I’ll go on a limb and say he wants to do more than a mere model change.


#14

Yeah I noticed that the trees were hard coded in there. I assume that this will change eventually, but for now I was trying to just change the file and overwrite the original one. I can make that aspect of the mod nicer later when there are official systems to do this sort of thing (hoping this isn’t just fantasy).

Right now I have the following in my manifest file:

{
“info” : {
“name” : “AppleTree”
}
“overrides” : {
"/stonehearth/services/world_generation/landscaper.luac" :“file(landscaper/landscaper.lua)”
}
}

I then put a log in landscaper.lua file I made to check if it loaded my version and it did not (I set up the logger properly already).


#15

Remove the ‘/’ in front of “stonehearth”. Check your stonehearth.log for information. A possibility - which I doubt - would be that at this point the file was already loaded and therefore your override does nothing.
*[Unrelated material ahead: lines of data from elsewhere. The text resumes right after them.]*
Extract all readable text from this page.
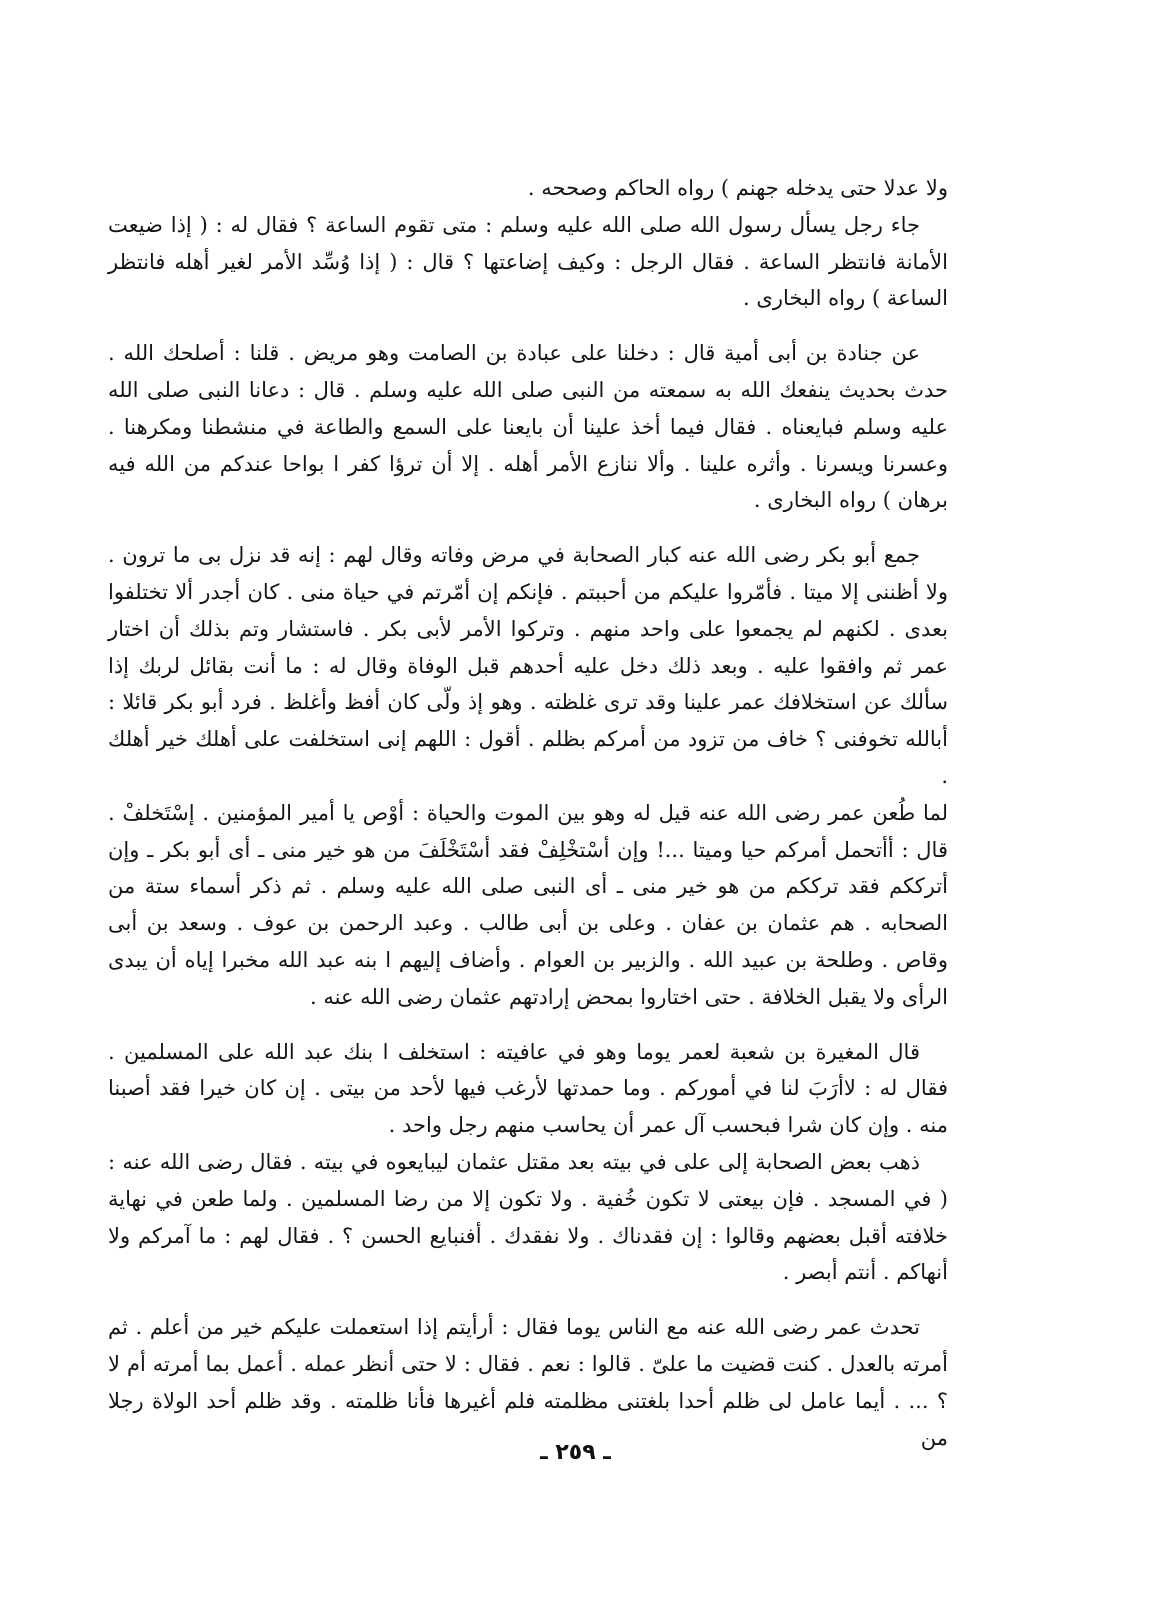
ولا عدلا حتى يدخله جهنم ) رواه الحاكم وصححه .

جاء رجل يسأل رسول الله صلى الله عليه وسلم : متى تقوم الساعة ؟ فقال له : ( إذا ضيعت الأمانة فانتظر الساعة . فقال الرجل : وكيف إضاعتها ؟ قال : ( إذا وُسِّد الأمر لغير أهله فانتظر الساعة ) رواه البخارى .

عن جنادة بن أبى أمية قال : دخلنا على عبادة بن الصامت وهو مريض . قلنا : أصلحك الله . حدث بحديث ينفعك الله به سمعته من النبى صلى الله عليه وسلم . قال : دعانا النبى صلى الله عليه وسلم فبايعناه . فقال فيما أخذ علينا أن بايعنا على السمع والطاعة في منشطنا ومكرهنا . وعسرنا ويسرنا . وأثره علينا . وألا ننازع الأمر أهله . إلا أن ترؤا كفر ا بواحا عندكم من الله فيه برهان ) رواه البخارى .

جمع أبو بكر رضى الله عنه كبار الصحابة في مرض وفاته وقال لهم : إنه قد نزل بى ما ترون . ولا أظننى إلا ميتا . فأمّروا عليكم من أحببتم . فإنكم إن أمّرتم في حياة منى . كان أجدر ألا تختلفوا بعدى . لكنهم لم يجمعوا على واحد منهم . وتركوا الأمر لأبى بكر . فاستشار وتم بذلك أن اختار عمر ثم وافقوا عليه . وبعد ذلك دخل عليه أحدهم قبل الوفاة وقال له : ما أنت بقائل لربك إذا سألك عن استخلافك عمر علينا وقد ترى غلظته . وهو إذ ولّى كان أفظ وأغلظ . فرد أبو بكر قائلا : أبالله تخوفنى ؟ خاف من تزود من أمركم بظلم . أقول : اللهم إنى استخلفت على أهلك خير أهلك .

لما طُعن عمر رضى الله عنه قيل له وهو بين الموت والحياة : أوْص يا أمير المؤمنين . إسْتَخلفْ . قال : أأتحمل أمركم حيا وميتا ...! وإن أسْتخْلِفْ فقد أسْتَخْلَفَ من هو خير منى ـ أى أبو بكر ـ وإن أترككم فقد ترككم من هو خير منى ـ أى النبى صلى الله عليه وسلم . ثم ذكر أسماء ستة من الصحابه . هم عثمان بن عفان . وعلى بن أبى طالب . وعبد الرحمن بن عوف . وسعد بن أبى وقاص . وطلحة بن عبيد الله . والزبير بن العوام . وأضاف إليهم ا بنه عبد الله مخبرا إياه أن يبدى الرأى ولا يقبل الخلافة . حتى اختاروا بمحض إرادتهم عثمان رضى الله عنه .

قال المغيرة بن شعبة لعمر يوما وهو في عافيته : استخلف ا بنك عبد الله على المسلمين . فقال له : لاأرَبَ لنا في أموركم . وما حمدتها لأرغب فيها لأحد من بيتى . إن كان خيرا فقد أصبنا منه . وإن كان شرا فبحسب آل عمر أن يحاسب منهم رجل واحد .

ذهب بعض الصحابة إلى على في بيته بعد مقتل عثمان ليبايعوه في بيته . فقال رضى الله عنه : ( في المسجد . فإن بيعتى لا تكون خُفية . ولا تكون إلا من رضا المسلمين . ولما طعن في نهاية خلافته أقبل بعضهم وقالوا : إن فقدناك . ولا نفقدك . أفنبايع الحسن ؟ . فقال لهم : ما آمركم ولا أنهاكم . أنتم أبصر .

تحدث عمر رضى الله عنه مع الناس يوما فقال : أرأيتم إذا استعملت عليكم خير من أعلم . ثم أمرته بالعدل . كنت قضيت ما علىّ . قالوا : نعم . فقال : لا حتى أنظر عمله . أعمل بما أمرته أم لا ؟ ... . أيما عامل لى ظلم أحدا بلغتنى مظلمته فلم أغيرها فأنا ظلمته . وقد ظلم أحد الولاة رجلا من

ـ ٢٥٩ ـ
Also, this isn’t as much about “nice” as about “being uncooperative”. By replacing the file, you are changing a game file - which means another mod which might does the same (or, in RP’s case, could provide better functionality) will get “left out”.


#16

I have run through many iterations (I just tried removing the “/” again) and it did not work. I also made a very obvious change to the file by making all juniper trees into oak trees so I could easily tell if it worked regardless of if there was a problem with my apple trees.


#17

"stonehearth/services/world_generation/landscaper.lua" : "file(exit.lua)" works flawlessly in rp_test and zzz_rp (loaded before resp. after stonehearth) on an extracted version of it.

"stonehearth/services/world_generation/landscaper.luac" : "rp_test/exit.lua" works fine with the compiled one.

Again: Check your stonehearth.log.


#18

Interesting, I believe it should work (and I’m glad it worked for you), I’m just curious why it isn’t working here. I will continue trying things and see if there is something I missed.


#19

Well I feel like a dope, I forgot the “,” after the info section. I am now getting an error that says the landscaper is nil, but that is a different error entirely to debug. Thanks everyone for your help!